In a Twitter thread Wednesday morning, Christian Christensen, a journalism professor at Stockholm University, observed that "U.S. media and politicians have been very, very quick to apply the terrorism label when suspects are not white, because such an application carries no social or professional blow-back if they are wrong."


When "other" people who kill innocent civilians with bombs and blow themselves up instead of being captured by the police, media, politicians and Twitter have no problem immediately talking "radicalization" & "terror."

When it's this guy? "Wait for the facts."

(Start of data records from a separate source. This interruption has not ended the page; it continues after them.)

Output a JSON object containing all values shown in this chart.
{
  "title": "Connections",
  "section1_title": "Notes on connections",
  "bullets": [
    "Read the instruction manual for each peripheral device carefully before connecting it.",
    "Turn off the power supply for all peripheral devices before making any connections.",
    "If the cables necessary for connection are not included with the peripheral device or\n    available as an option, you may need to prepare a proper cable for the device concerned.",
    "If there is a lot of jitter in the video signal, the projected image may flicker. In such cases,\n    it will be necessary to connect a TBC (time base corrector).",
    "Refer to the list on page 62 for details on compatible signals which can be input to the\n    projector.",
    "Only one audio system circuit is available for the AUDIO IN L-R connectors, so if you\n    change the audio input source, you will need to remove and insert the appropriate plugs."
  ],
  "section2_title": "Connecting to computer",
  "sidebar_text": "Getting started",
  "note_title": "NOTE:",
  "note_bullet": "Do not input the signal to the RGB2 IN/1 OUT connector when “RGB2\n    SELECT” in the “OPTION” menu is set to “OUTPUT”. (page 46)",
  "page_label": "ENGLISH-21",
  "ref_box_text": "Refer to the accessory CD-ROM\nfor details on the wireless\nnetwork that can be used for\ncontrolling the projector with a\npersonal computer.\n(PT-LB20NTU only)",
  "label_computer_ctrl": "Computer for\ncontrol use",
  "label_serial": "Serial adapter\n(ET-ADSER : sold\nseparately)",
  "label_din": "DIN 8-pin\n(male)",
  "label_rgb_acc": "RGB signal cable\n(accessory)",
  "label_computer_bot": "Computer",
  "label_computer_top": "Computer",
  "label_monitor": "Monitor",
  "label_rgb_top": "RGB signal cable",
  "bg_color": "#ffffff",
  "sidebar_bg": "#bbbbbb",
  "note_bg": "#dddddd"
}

This isn't "whataboutism" or justifying/rationalizing terrorism. This is about the entirely logical and professional demand that politicians and media are fair and consistent in HOW they discuss crimes like terrorism. Because words matter.
4:45 PM - Mar 21, 2018


Of course, politicians and the media SHOULD "wait to get the facts" before they apply a label like "terrorist" to an individual, or draw conclusions about motive. But that principle needs to be used in ALL cases. It isn't.
4:47 PM - Mar 21, 2018


US media and politicians have been very, very quick to apply the terrorism label when suspects are not white, because such an application carries no social or professional blow-back if they are wrong. Like the "Bowling Green Massacre" lie.
4:56 PM - Mar 21, 2018


That it's OK to call "Others" terrorists without proof is linked to the idea that, even you are wildly speculating simply on the basis of religion or skin color, it's OK because "they" were more "likely" to be terrorists, anyway, so the slander is acceptable.
5:02 PM - Mar 21, 2018

Using that same logic, to NOT label someone a "terrorist" simply on the basis of their religion or skin color is also OK...but only so long as that non-labeling fits into a "commonsense" (dominant, in-group) understanding of society.
5:06 PM - Mar 21, 2018


How powerful are "commonsense" understandings? When Conway invented the "Bowling Green Massacre" and Trump "Last Night in Sweden", people were willing to ascribe guilt for events that didn't even happen. When told they were fake, people just shrugged. As I wrote:
5:12 PM - Mar 21, 2018


Yes, words matter. Professional and ethical consistency in how the Collective We discuss things like terrorism demands addressing and combating a structural discrimination that allows for "fluid" professional and ethical standards. Wait for the facts? Yep. Always.
5:28 PM - Mar 21, 2018


The ultimate irony is that attacks against people who argue against labeling non-white suspects before the facts are in often come from those who roundly and savagely criticize a "fake news" that is supposedly rooted in speculation and not "facts."